Hauled before MPs to explain the latest in the hunt for the so-called “chatty rat” who “bounced” Boris Johnson into last November’s shutdown, Cabinet Secretary Simon Case warned today that it may not be possible to “successfully identify the source or sources”.

Dominic Cummings has not been cleared, the UK’s top civil servant said earlier today
Simon Case said they may not ever find the source of who leaked the lockdown plans

But the top mandarin enraged the Commons committee by refusing to give further details of the top secret probe in an evidence session branded “a badly scripted version of Yes, Minister!”

The head of the civil service all but confirmed the security services had been brought into probe the leak, but he admitted no criminal activity or breach of the Official Secrets Act had taken place.

But he hinted the methods used to catch the ‘Chatty Rat’ were top secret spy craft, telling the committee he was “under restraints related to classification.”

Sacked Downing Street aide Dominic Cummings claimed in his incendiary “Nuclear Dom” blogpost last week that Mr Case had told him last year that he was not a suspect for the leak.

Boris Johnson ordered the probe after becoming enraged at efforts to “bounce” him into backing the lockdown by making the plan public late last October.

But speaking before the Commons Public Administration and Constitutional Affairs in a painful evidence session, Mr Case declined to back up that version of events.

Mr Cummings also accused Mr Johnson of wanting to shelve the probe as one of the suspects was an aide who is a close pal of his fiancee Carrie Symonds.
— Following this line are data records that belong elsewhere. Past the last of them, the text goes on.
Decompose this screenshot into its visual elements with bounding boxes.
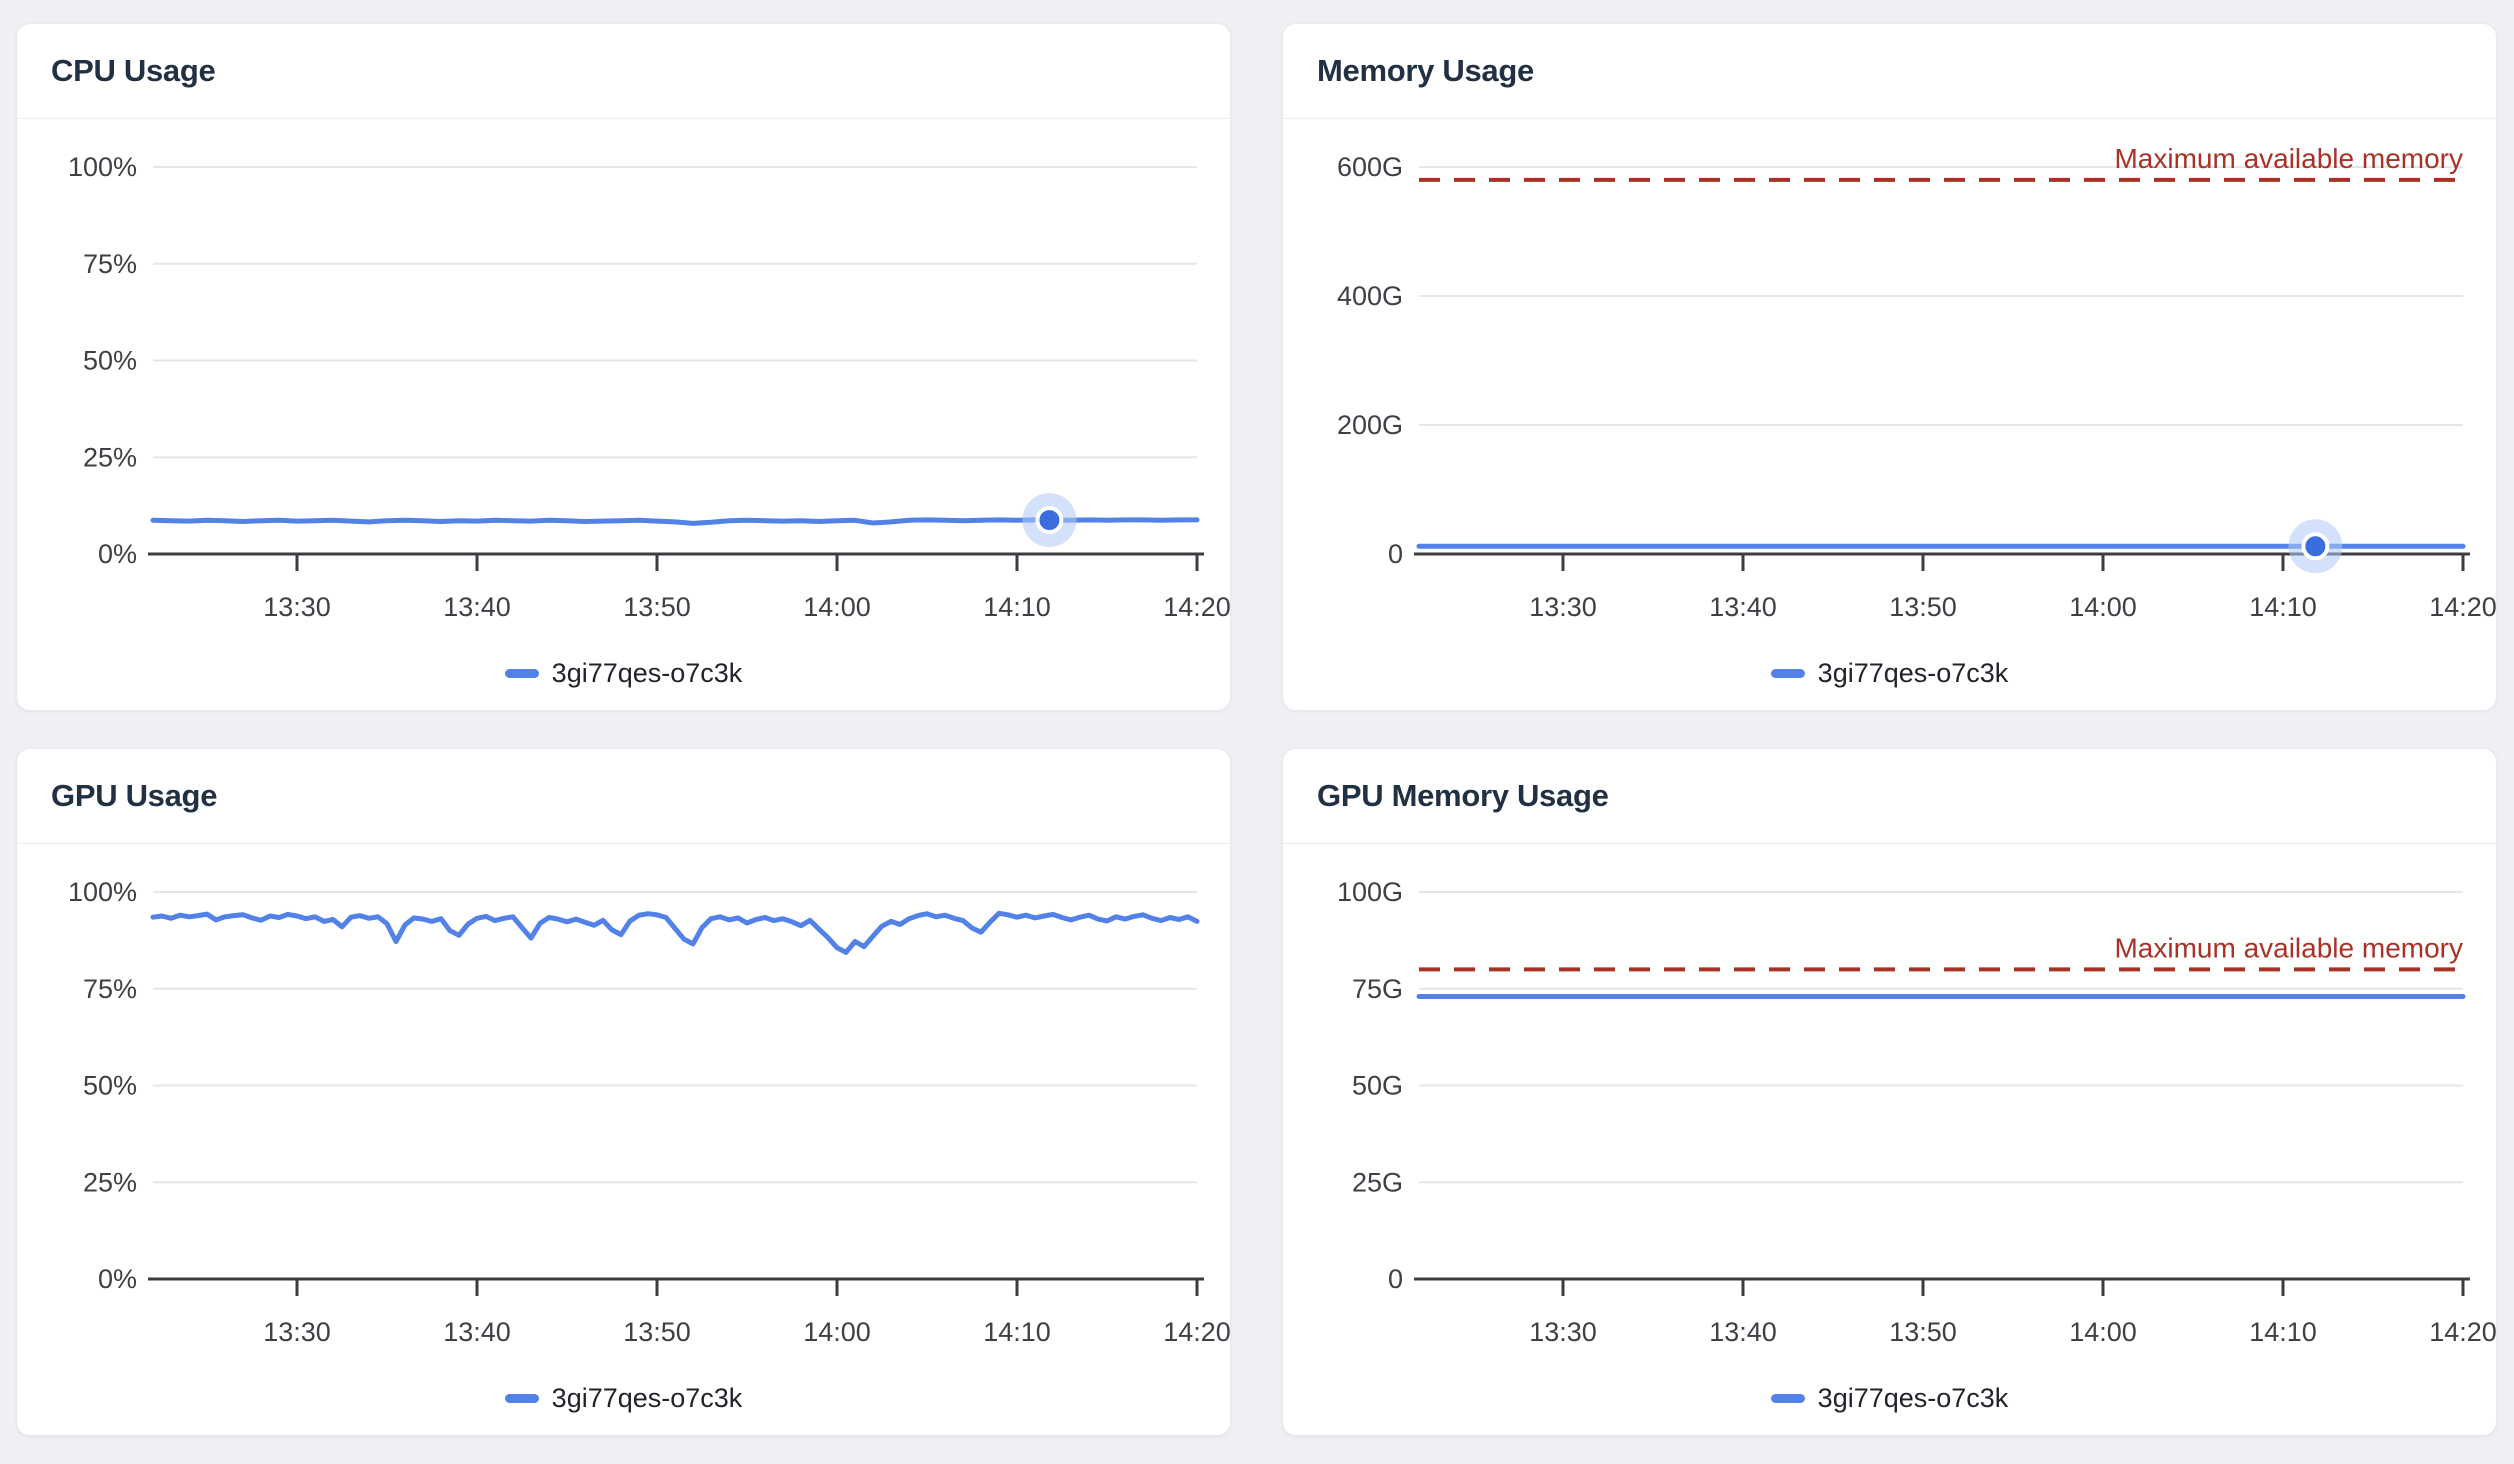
gpu-usage-legend: 3gi77qes-o7c3k: [17, 1374, 1230, 1435]
svg-text:50G: 50G: [1352, 1071, 1403, 1101]
legend-item[interactable]: 3gi77qes-o7c3k: [504, 1383, 743, 1414]
legend-line-swatch: [1770, 669, 1805, 678]
svg-text:14:10: 14:10: [2249, 1317, 2317, 1347]
svg-text:14:10: 14:10: [983, 1317, 1051, 1347]
cpu-usage-chart[interactable]: 0% 25% 50% 75% 100% 13:30 13:40 13:50 14:00 14:10…: [17, 119, 1230, 649]
svg-text:13:30: 13:30: [1529, 592, 1597, 622]
svg-text:13:50: 13:50: [1889, 592, 1957, 622]
legend-series-label: 3gi77qes-o7c3k: [551, 658, 743, 688]
memory-usage-legend: 3gi77qes-o7c3k: [1283, 649, 2496, 710]
svg-text:14:20: 14:20: [1163, 1317, 1230, 1347]
cpu-usage-title: CPU Usage: [51, 53, 216, 88]
svg-text:25%: 25%: [83, 442, 137, 472]
legend-series-label: 3gi77qes-o7c3k: [1817, 658, 2009, 688]
legend-item[interactable]: 3gi77qes-o7c3k: [1770, 658, 2009, 689]
svg-text:14:00: 14:00: [2069, 1317, 2137, 1347]
gpu-usage-title: GPU Usage: [51, 778, 218, 813]
svg-text:75G: 75G: [1352, 974, 1403, 1004]
svg-text:50%: 50%: [83, 1071, 137, 1101]
svg-text:0%: 0%: [98, 1264, 137, 1294]
legend-line-swatch: [1770, 1394, 1805, 1403]
legend-item[interactable]: 3gi77qes-o7c3k: [504, 658, 743, 689]
svg-text:600G: 600G: [1337, 152, 1403, 182]
gpu-usage-card-header: GPU Usage: [17, 749, 1230, 844]
svg-text:25G: 25G: [1352, 1167, 1403, 1197]
gpu-memory-usage-card: GPU Memory Usage 0 25G 50G 75G 100G Maximum a…: [1282, 748, 2497, 1436]
svg-text:13:50: 13:50: [623, 1317, 691, 1347]
gpu-memory-usage-legend: 3gi77qes-o7c3k: [1283, 1374, 2496, 1435]
legend-series-label: 3gi77qes-o7c3k: [551, 1383, 743, 1413]
cpu-usage-legend: 3gi77qes-o7c3k: [17, 649, 1230, 710]
svg-text:14:00: 14:00: [803, 592, 871, 622]
gpu-usage-card: GPU Usage 0% 25% 50% 75% 100% 13:30 13:40 13:50…: [16, 748, 1231, 1436]
gpu-memory-usage-chart[interactable]: 0 25G 50G 75G 100G Maximum available memory 13…: [1283, 844, 2496, 1374]
svg-text:0: 0: [1388, 539, 1403, 569]
svg-text:13:50: 13:50: [1889, 1317, 1957, 1347]
svg-text:50%: 50%: [83, 346, 137, 376]
svg-text:75%: 75%: [83, 249, 137, 279]
svg-text:Maximum available memory: Maximum available memory: [2114, 143, 2463, 174]
svg-text:14:20: 14:20: [2429, 1317, 2496, 1347]
svg-text:14:00: 14:00: [803, 1317, 871, 1347]
svg-text:100%: 100%: [68, 877, 137, 907]
svg-text:13:40: 13:40: [1709, 592, 1777, 622]
svg-text:13:40: 13:40: [443, 592, 511, 622]
cpu-usage-card: CPU Usage 0% 25% 50% 75% 100% 13:30 13:40 13:50…: [16, 23, 1231, 711]
svg-text:100G: 100G: [1337, 877, 1403, 907]
legend-series-label: 3gi77qes-o7c3k: [1817, 1383, 2009, 1413]
svg-text:0%: 0%: [98, 539, 137, 569]
svg-text:13:30: 13:30: [263, 592, 331, 622]
svg-text:14:00: 14:00: [2069, 592, 2137, 622]
svg-text:14:20: 14:20: [2429, 592, 2496, 622]
gpu-memory-usage-title: GPU Memory Usage: [1317, 778, 1609, 813]
memory-usage-title: Memory Usage: [1317, 53, 1534, 88]
gpu-memory-usage-card-header: GPU Memory Usage: [1283, 749, 2496, 844]
svg-text:13:30: 13:30: [263, 1317, 331, 1347]
memory-usage-chart[interactable]: 0 200G 400G 600G Maximum available memory 13:…: [1283, 119, 2496, 649]
svg-text:0: 0: [1388, 1264, 1403, 1294]
svg-text:13:40: 13:40: [443, 1317, 511, 1347]
svg-text:100%: 100%: [68, 152, 137, 182]
svg-text:400G: 400G: [1337, 281, 1403, 311]
svg-text:25%: 25%: [83, 1167, 137, 1197]
svg-text:75%: 75%: [83, 974, 137, 1004]
legend-item[interactable]: 3gi77qes-o7c3k: [1770, 1383, 2009, 1414]
svg-text:13:30: 13:30: [1529, 1317, 1597, 1347]
gpu-usage-chart[interactable]: 0% 25% 50% 75% 100% 13:30 13:40 13:50 14:00 14:10…: [17, 844, 1230, 1374]
svg-text:Maximum available memory: Maximum available memory: [2114, 932, 2463, 963]
legend-line-swatch: [504, 669, 539, 678]
cpu-usage-card-header: CPU Usage: [17, 24, 1230, 119]
svg-text:200G: 200G: [1337, 410, 1403, 440]
svg-text:14:10: 14:10: [2249, 592, 2317, 622]
svg-text:13:50: 13:50: [623, 592, 691, 622]
svg-text:14:10: 14:10: [983, 592, 1051, 622]
memory-usage-card: Memory Usage 0 200G 400G 600G Maximum availa…: [1282, 23, 2497, 711]
svg-text:13:40: 13:40: [1709, 1317, 1777, 1347]
svg-text:14:20: 14:20: [1163, 592, 1230, 622]
legend-line-swatch: [504, 1394, 539, 1403]
memory-usage-card-header: Memory Usage: [1283, 24, 2496, 119]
But Mr Case insisted: “at no point has this investigation been in any way de-prioritised, it is in the hands of professional investigators who have a range of tools and techniques at their disposal”.
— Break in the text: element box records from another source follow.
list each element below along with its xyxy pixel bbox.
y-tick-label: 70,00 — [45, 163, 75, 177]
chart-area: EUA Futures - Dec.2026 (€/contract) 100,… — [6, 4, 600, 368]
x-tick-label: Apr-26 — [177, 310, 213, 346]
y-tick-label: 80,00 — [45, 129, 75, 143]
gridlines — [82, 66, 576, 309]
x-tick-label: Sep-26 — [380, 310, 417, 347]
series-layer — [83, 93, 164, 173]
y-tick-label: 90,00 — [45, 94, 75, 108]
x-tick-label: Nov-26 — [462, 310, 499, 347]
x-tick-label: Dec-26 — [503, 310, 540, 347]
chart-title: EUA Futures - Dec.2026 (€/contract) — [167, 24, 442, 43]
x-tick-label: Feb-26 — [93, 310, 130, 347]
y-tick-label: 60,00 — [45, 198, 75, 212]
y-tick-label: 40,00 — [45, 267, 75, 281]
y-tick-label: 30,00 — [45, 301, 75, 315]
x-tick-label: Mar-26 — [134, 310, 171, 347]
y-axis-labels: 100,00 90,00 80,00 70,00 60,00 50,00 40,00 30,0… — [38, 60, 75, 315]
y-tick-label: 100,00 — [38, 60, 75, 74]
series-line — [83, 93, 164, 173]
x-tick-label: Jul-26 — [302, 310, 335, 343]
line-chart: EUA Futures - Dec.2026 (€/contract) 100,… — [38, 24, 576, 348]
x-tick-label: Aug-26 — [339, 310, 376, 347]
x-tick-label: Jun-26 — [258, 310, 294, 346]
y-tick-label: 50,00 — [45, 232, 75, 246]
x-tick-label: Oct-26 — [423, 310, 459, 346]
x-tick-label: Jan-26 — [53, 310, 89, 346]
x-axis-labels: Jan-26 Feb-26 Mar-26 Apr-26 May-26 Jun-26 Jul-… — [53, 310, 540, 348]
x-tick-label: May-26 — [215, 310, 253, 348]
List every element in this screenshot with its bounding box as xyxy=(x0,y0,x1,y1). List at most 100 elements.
But he acknowledged a “sense of frustration” that “we are unable to catch more people responsible for leaks”.

Asked if he accepted what was said in Mr Cummings’ blog, Mr Case would only say: “I am constrained in what I can say because it’s in the context of an ongoing investigation.”
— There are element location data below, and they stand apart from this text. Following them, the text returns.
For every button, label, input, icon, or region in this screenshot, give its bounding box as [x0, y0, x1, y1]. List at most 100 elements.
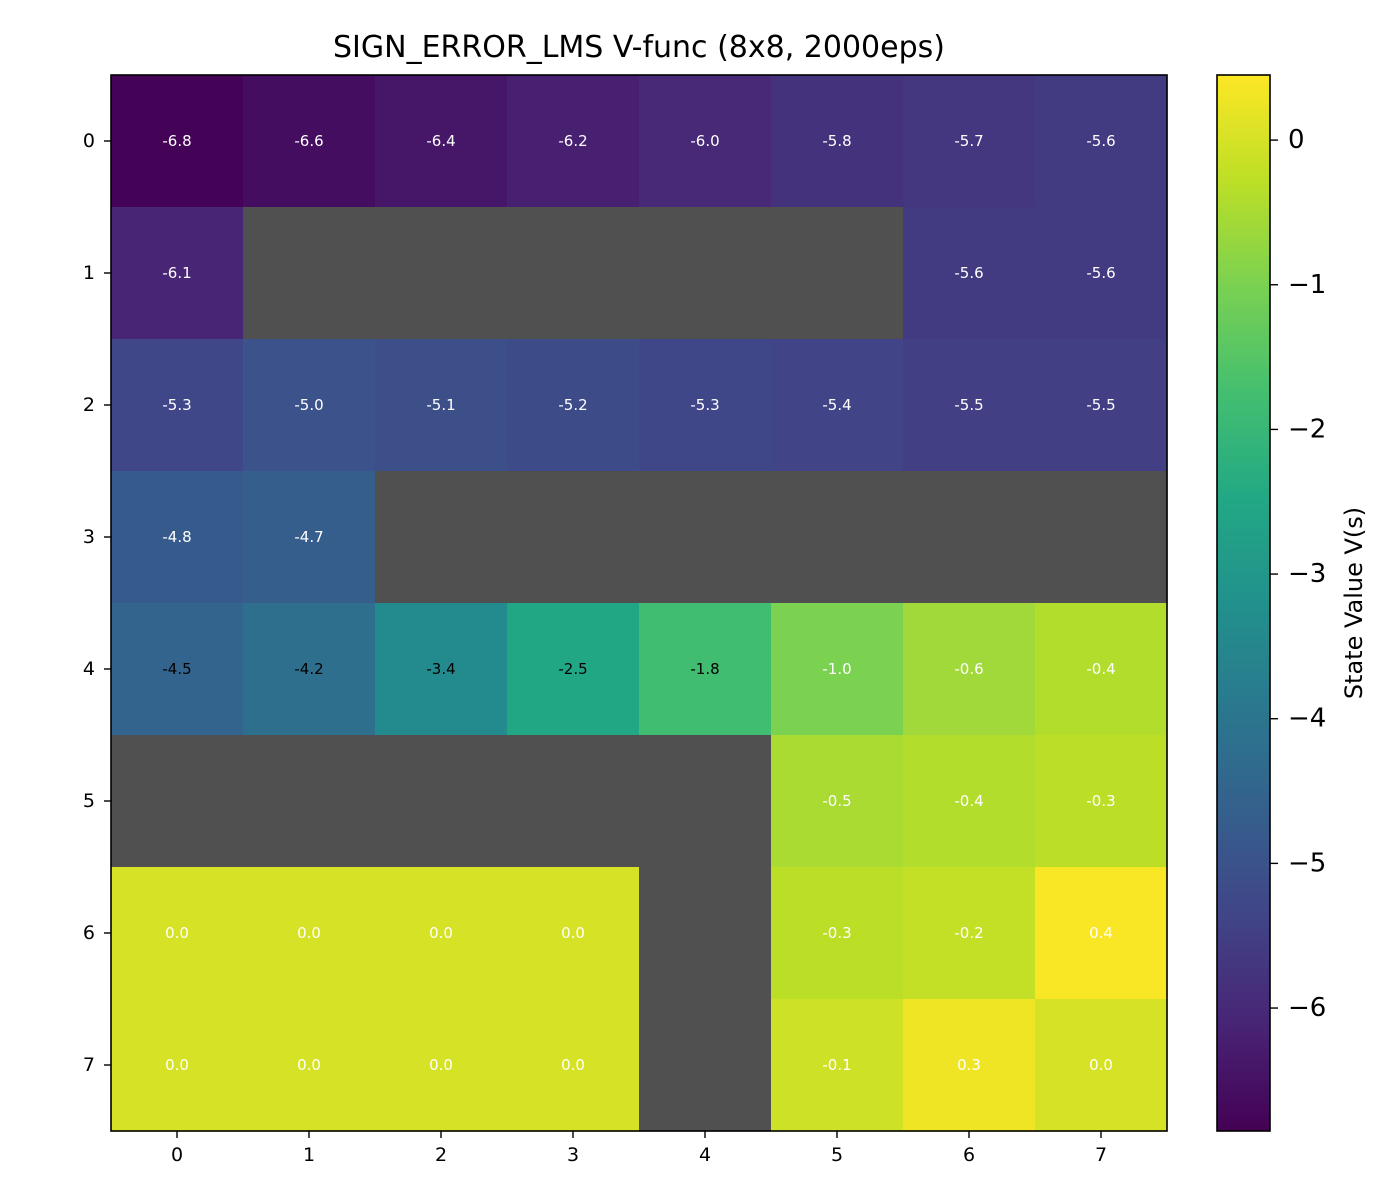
cell-value-label: 0.0 — [561, 1056, 585, 1074]
wall-cell — [243, 735, 376, 868]
cell-value-label: -5.8 — [822, 132, 851, 150]
heatmap-cell — [375, 603, 508, 736]
cell-value-label: 0.0 — [297, 924, 321, 942]
wall-cell — [771, 207, 904, 340]
cell-value-label: -6.4 — [426, 132, 455, 150]
cell-value-label: -5.5 — [954, 396, 983, 414]
heatmap-cell — [243, 339, 376, 472]
heatmap-cell — [903, 867, 1036, 1000]
y-tick-label: 0 — [83, 130, 95, 152]
colorbar-label: State Value V(s) — [1340, 507, 1368, 699]
cell-value-label: -5.3 — [162, 396, 191, 414]
chart-title: SIGN_ERROR_LMS V-func (8x8, 2000eps) — [333, 30, 945, 65]
heatmap-cell — [507, 75, 640, 208]
plot-frame — [110, 74, 1168, 1132]
wall-cell — [639, 867, 772, 1000]
cell-value-label: -6.2 — [558, 132, 587, 150]
heatmap-cell — [243, 471, 376, 604]
x-tick-label: 7 — [1095, 1144, 1107, 1166]
heatmap-cell — [111, 75, 244, 208]
cell-value-label: -5.6 — [1086, 132, 1115, 150]
cell-value-label: -2.5 — [558, 660, 587, 678]
cell-value-label: -0.4 — [1086, 660, 1115, 678]
heatmap-cell — [507, 999, 640, 1132]
heatmap-cell — [111, 867, 244, 1000]
y-tick-label: 6 — [83, 922, 95, 944]
heatmap-cell — [243, 999, 376, 1132]
cell-value-label: -0.3 — [1086, 792, 1115, 810]
heatmap-cell — [903, 999, 1036, 1132]
heatmap-cell — [111, 207, 244, 340]
cell-value-label: -4.5 — [162, 660, 191, 678]
x-tick-label: 0 — [171, 1144, 183, 1166]
heatmap-cell-labels: -6.8 -6.6 -6.4 -6.2 -6.0 -5.8 -5.7 -5.6 -6.1 -5.6… — [162, 132, 1115, 1074]
heatmap-cell — [1035, 603, 1168, 736]
heatmap-cell — [243, 867, 376, 1000]
x-axis-ticks: 0 1 2 3 4 5 6 7 — [171, 1131, 1107, 1166]
heatmap-cell — [375, 75, 508, 208]
cell-value-label: -3.4 — [426, 660, 455, 678]
wall-cell — [639, 999, 772, 1132]
y-tick-label: 1 — [83, 262, 95, 284]
wall-cell — [507, 207, 640, 340]
cell-value-label: 0.0 — [1089, 1056, 1113, 1074]
wall-cell — [507, 735, 640, 868]
heatmap-cell — [1035, 75, 1168, 208]
heatmap-cell — [639, 75, 772, 208]
cell-value-label: -0.3 — [822, 924, 851, 942]
cell-value-label: -5.6 — [1086, 264, 1115, 282]
heatmap-cell — [111, 471, 244, 604]
heatmap-cell — [771, 999, 904, 1132]
colorbar-tick-label: −4 — [1288, 704, 1326, 734]
cell-value-label: -0.2 — [954, 924, 983, 942]
x-tick-label: 4 — [699, 1144, 711, 1166]
colorbar-tick-label: −3 — [1288, 559, 1326, 589]
cell-value-label: -5.7 — [954, 132, 983, 150]
cell-value-label: -5.5 — [1086, 396, 1115, 414]
wall-cell — [771, 471, 904, 604]
cell-value-label: -5.3 — [690, 396, 719, 414]
wall-cell — [111, 735, 244, 868]
y-tick-label: 4 — [83, 658, 95, 680]
cell-value-label: -0.4 — [954, 792, 983, 810]
heatmap-cell — [1035, 207, 1168, 340]
x-tick-label: 3 — [567, 1144, 579, 1166]
wall-cell — [639, 207, 772, 340]
cell-value-label: -6.6 — [294, 132, 323, 150]
x-tick-label: 5 — [831, 1144, 843, 1166]
heatmap-cell — [903, 75, 1036, 208]
heatmap-cell — [1035, 867, 1168, 1000]
colorbar-tick-label: −2 — [1288, 414, 1326, 444]
cell-value-label: -5.2 — [558, 396, 587, 414]
heatmap-cell — [903, 339, 1036, 472]
heatmap-cell — [903, 207, 1036, 340]
cell-value-label: -4.8 — [162, 528, 191, 546]
cell-value-label: -1.0 — [822, 660, 851, 678]
cell-value-label: -0.1 — [822, 1056, 851, 1074]
heatmap-cell — [111, 999, 244, 1132]
cell-value-label: -1.8 — [690, 660, 719, 678]
cell-value-label: 0.3 — [957, 1056, 981, 1074]
cell-value-label: 0.0 — [165, 924, 189, 942]
wall-cell — [375, 735, 508, 868]
wall-cell — [639, 735, 772, 868]
cell-value-label: 0.0 — [429, 924, 453, 942]
heatmap-cell — [111, 339, 244, 472]
heatmap-cell — [375, 339, 508, 472]
cell-value-label: -5.4 — [822, 396, 851, 414]
wall-cell — [375, 207, 508, 340]
heatmap-cell — [771, 603, 904, 736]
cell-value-label: -0.6 — [954, 660, 983, 678]
heatmap-cell — [243, 603, 376, 736]
wall-cell — [903, 471, 1036, 604]
y-tick-label: 5 — [83, 790, 95, 812]
y-tick-label: 7 — [83, 1054, 95, 1076]
cell-value-label: -5.1 — [426, 396, 455, 414]
cell-value-label: -0.5 — [822, 792, 851, 810]
heatmap-cell — [1035, 339, 1168, 472]
heatmap-cell — [639, 603, 772, 736]
y-axis-ticks: 0 1 2 3 4 5 6 7 — [83, 130, 111, 1076]
heatmap-cell — [507, 603, 640, 736]
heatmap-cell — [1035, 999, 1168, 1132]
Probed by Tory MP David Jones if he had authorised Downing Street to tell the media that neither Mr Cummings nor then communications director Lee Cain were the leakers, Mr Case said: “I am not trying to frustrate, but this is drawing me into details of an ongoing investigation which – for reasons I have set out – I can’t go into in this setting.”

He said Commons Speaker Sir Lindsay Hoyle was being updated on the investigation in secret, under Privy Council terms.

Committee chairman William Wragg suggested that “relatively few” people would have known the information leaked in October “so it’s a rather small pool in which to fish” in order to find the culprit behind the leak of the lockdown.

Mr Case said: “I’m not trying to frustrate you or other members of the committee on this but we are going here into the details of the investigation and who knew what and this is an area where I am constrained because if I go further on this it will start to reveal the details of the investigation.”

But angry MPs on the Committee accused Case of stonewalling, comparing it to satire.

Labour’s John McDonnell said: “I don’t want to be rude Mr Case but this is coming across as a badly scripted version of ‘Yes, Minister’.”

And Tory Mr Wragg hit out: “Mr Case you have known you are coming to this committee for a number of weeks now and there are a number of topical issues… I am surprised you have not been better furnished with the answers to give to the committee.”